The Island : alors, ça mord(t) ?

Amateurs et curieux de jeux, laissez-moi vous parler cette fois-ci d’un d’entre eux qui a été il y a quelques années un incontournable de mes soirées ludiques : The Island. Refonte d’un jeu de plateau des années 80 connu chez nous sous le nom de Les Rescapés de l’Atlantide, créé par Julian Courtland-Smith, cette nouvelle édition proposée par Asmodée depuis 2011 est depuis devenue une valeur sûre des jeux chaotiques entre amis, et nous allons voir ensemble pourquoi.

Jouable de 2 à 4, The Island nous propose de nous divertir avec une île (qui l’aurait cru ?) en train de s’effondrer alors qu’un volcan se réveille. Lors de mon tout premier article abordant les jeux de société, je vous présentais Carcassonne, le roi des jeux de tuile, où le terrain se forme au fur et à mesure. Ici, l’inverse se produit : les tuiles qui forment initialement l’île vont être retirées au fil de la partie. Chose qui n’arrange pas les explorateurs qui y sont présents. Ils chercheront donc à fuir pour atteindre la terre ferme, en tâchant de survivre aux multiples dangers que recèle l’océan, que ce soit de terrifiantes créatures ou bien les éléments déchaînés.

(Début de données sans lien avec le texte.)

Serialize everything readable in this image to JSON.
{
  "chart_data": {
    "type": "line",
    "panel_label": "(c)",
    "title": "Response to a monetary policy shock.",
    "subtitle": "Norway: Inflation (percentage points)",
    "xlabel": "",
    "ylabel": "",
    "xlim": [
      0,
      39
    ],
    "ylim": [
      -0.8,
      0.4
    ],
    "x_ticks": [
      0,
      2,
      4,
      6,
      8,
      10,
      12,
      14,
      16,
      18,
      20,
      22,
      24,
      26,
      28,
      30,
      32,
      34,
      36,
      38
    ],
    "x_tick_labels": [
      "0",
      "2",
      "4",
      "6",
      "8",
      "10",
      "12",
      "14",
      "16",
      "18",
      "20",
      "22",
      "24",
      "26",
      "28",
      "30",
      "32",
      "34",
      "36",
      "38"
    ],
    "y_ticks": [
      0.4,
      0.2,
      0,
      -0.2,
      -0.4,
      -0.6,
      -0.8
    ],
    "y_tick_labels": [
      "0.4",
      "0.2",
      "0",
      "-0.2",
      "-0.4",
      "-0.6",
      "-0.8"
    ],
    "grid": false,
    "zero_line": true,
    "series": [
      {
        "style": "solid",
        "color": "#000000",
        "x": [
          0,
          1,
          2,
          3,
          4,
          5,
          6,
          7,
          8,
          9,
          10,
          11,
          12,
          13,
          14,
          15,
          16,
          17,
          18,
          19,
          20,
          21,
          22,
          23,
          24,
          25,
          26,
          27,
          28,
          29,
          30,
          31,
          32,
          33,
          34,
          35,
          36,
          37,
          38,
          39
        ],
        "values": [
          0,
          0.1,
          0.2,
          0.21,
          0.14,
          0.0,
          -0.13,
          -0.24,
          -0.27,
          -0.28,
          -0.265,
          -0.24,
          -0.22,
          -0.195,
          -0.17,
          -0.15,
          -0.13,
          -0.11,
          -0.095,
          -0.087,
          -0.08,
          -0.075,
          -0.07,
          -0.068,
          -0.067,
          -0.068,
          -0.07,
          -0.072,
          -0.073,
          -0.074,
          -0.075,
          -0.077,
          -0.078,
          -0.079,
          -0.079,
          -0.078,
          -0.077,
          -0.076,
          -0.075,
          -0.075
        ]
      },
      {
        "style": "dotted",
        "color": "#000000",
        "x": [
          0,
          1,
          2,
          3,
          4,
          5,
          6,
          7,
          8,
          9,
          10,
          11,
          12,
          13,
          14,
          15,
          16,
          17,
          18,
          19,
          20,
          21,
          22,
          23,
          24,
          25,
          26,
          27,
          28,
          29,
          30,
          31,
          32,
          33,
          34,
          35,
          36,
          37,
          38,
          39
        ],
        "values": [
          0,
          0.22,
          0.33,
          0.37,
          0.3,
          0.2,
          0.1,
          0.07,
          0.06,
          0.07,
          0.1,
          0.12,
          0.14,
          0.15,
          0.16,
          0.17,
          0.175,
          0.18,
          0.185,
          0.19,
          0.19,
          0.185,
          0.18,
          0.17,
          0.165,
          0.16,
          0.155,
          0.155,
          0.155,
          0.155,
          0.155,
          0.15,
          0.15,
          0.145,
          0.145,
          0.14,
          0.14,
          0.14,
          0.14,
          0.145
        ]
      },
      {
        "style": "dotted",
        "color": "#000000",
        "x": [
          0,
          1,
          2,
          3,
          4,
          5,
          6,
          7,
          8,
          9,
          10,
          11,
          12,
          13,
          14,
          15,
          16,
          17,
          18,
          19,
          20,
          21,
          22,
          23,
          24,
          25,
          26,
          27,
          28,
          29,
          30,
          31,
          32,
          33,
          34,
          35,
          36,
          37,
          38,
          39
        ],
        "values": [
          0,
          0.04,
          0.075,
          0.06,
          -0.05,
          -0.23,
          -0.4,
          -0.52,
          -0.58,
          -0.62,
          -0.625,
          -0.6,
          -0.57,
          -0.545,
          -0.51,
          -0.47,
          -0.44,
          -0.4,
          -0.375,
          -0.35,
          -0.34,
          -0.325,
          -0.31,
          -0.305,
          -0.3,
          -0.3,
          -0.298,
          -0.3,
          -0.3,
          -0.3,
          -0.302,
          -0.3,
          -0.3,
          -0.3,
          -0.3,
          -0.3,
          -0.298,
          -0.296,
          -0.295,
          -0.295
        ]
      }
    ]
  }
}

Avec un tel programme chargé en émotions, je préfère vous prévenir tout de suite : nous ne sommes pas face à un jeu de gestion et planification où chacun jouera gentiment dans son coin, et où les amateurs de contrôle peuvent se sentir comme un poisson dans l’eau. Au contraire, voilà un jeu au hasard et aux interactions entre joueurs prononcés, que l’on sort avant tout pour le pugilat ludique qu’il propose. Ici, tous les coups sont permis pour gagner, surtout ceux sous la ceinture. À ce titre, bien qu’il soit jouable à partir de 2 joueurs, ne nous voilons pas la face : c’est bel et bien à 4 qu’il prend tout son intérêt, puisque dans cette configuration, les interactions sont nécessairement présentes, alors qu’aucun emplacement ne sera libre en début de partie sur l’île.

Pour le moment, tout ceci reste bien vague, il est plus que temps de vous présenter plus concrètement les règles afin de saisir de quoi il en retourne. Avant tout, les 10 pions de chaque joueur sont répartis à tour de rôle sur les tuiles formant l’île encore intacte. Chacun de ces meeples possède une valeur propre, compris entre 1 et 6 points. Donnée importante : si les joueurs choisissent avant de commencer où placer leurs explorateurs sur l’île en connaissant leur valeur, une fois la partie entamée, il n’est plus jamais possible de la vérifier avant sa fin. Exercice de mémoire obligatoire donc, ce qui apporte un suspense supplémentaire.
Du côté des tuiles, elles se répartissent en 3 types de paysage : les plages, les forêts et les montagnes, nous y reviendront plus tard. Nous trouvons également sur le plateau de jeu dès sa mise en place 5 serpents de mer : 1 devant chacune des terres situées aux 4 angles, le dernier sur un lac au cœur de l’île. Enfin avant de commencer la partie, les joueurs vont ajouter chacun 2 bateaux sur des cases mer aux abords de l’île.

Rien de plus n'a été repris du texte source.